Reporting an IRA Rollover to Your Solo 401(k)

A friendly reminder to those of you who executed a rollover from your IRA to your newly-established Solo-K plan (also marketed as a Solo 401(k), Self-Directed 401(k), Self-Administered 401(k), Uni-K, One-Participant 401(k)) during the past tax year (2015).  This reminder deals with reporting to the IRS the rollover of this IRA so that they know it is not a taxable event.

“But, I Didn’t Take Any of the Money — Why do I Need to Report?”

Well, that’s great!  But, the IRS, in the exercise of checks and balances, may not necessarily know that.  Let’s explain.

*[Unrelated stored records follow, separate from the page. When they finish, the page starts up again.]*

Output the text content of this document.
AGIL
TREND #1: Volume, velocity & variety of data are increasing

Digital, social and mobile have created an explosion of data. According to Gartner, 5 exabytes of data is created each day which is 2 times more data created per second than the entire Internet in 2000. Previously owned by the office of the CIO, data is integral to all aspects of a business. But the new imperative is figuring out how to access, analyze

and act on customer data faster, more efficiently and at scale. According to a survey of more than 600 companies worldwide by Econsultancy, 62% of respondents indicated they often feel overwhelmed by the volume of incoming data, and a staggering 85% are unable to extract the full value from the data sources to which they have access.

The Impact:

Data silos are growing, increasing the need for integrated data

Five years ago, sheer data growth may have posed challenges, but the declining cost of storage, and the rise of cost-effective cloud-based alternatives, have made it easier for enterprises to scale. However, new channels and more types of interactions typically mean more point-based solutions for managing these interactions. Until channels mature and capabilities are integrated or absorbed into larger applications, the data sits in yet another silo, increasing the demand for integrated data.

Your previous IRA custodian will be reporting to you and the IRS the rollover of these funds through a 1099-R form.  They should be correctly coding the 1099-R to indicate that the rollover was a qualified, non-taxable rollover by putting in the code of “G” on the 1099-R.  But, the IRS still expects you to report this information as well (think of it as a check and balance applied to both parties).

You will report the rollover on your 1040 tax form on Line 15(a) by indicating the full amount of the rollover as a distribution.  One helpful hint:  many of you will believe that you should not do this as you never took any of the money…don’t worry, the IRS considers the departure of funds from a plan to be a distribution…it is just a matter of whether it is a taxable distribution.

On Line 15(b), you will indicate the amount of taxable income incurred by this rollover.  For most, this amount should be ZERO.

Is That It?

No.  In addition to reporting the rollover, the IRS asks that the taxpayer write “ROLLOVER” in the left hand margin of the 1040 and submit a brief statement attached to your return describing the rollover.  This statement can be brief and to the point…simply indicating that you executed a non-taxable rollover by rolling over funds from an IRA to the 401(k) plan.

Now, Is That It?

It should be.  Always keep in mind that the IRS has the full option of still following up with the taxpayer, but as long as you executed the rollover correctly, you can clearly show that not only was the rollover executed correctly, but that you received no part of the distribution personally.

Any Final Comments/Suggestions

Yes.  You would not believe how many financial service companies do not execute their portion of this process correctly.  Some take the position that if they send the rollover directly to the new account as a “custodian to custodian transfer” (versus sending a check made payable to the plan but mailed to you) this does not constitute the preparation of a 1099-R.  However, it is still a rollover as the funds are being sent from an IRA to a 401(k).

If this occurs, you can only do what you can do.  Call them and request the 1099-R.  If they say they do not need to do this, ask them to confirm, in writing, their position on this.  If the IRS ever raises the issue, you have not only correctly reported the rollover on your 1040, you have also requested this information from the previous custodian.

As always, the information provided is intended to be educational in nature.  It is not intended, nor should it be interpreted as, any form of tax, legal, financial or investment advice.  You must always consult with your respective professional in all such matters.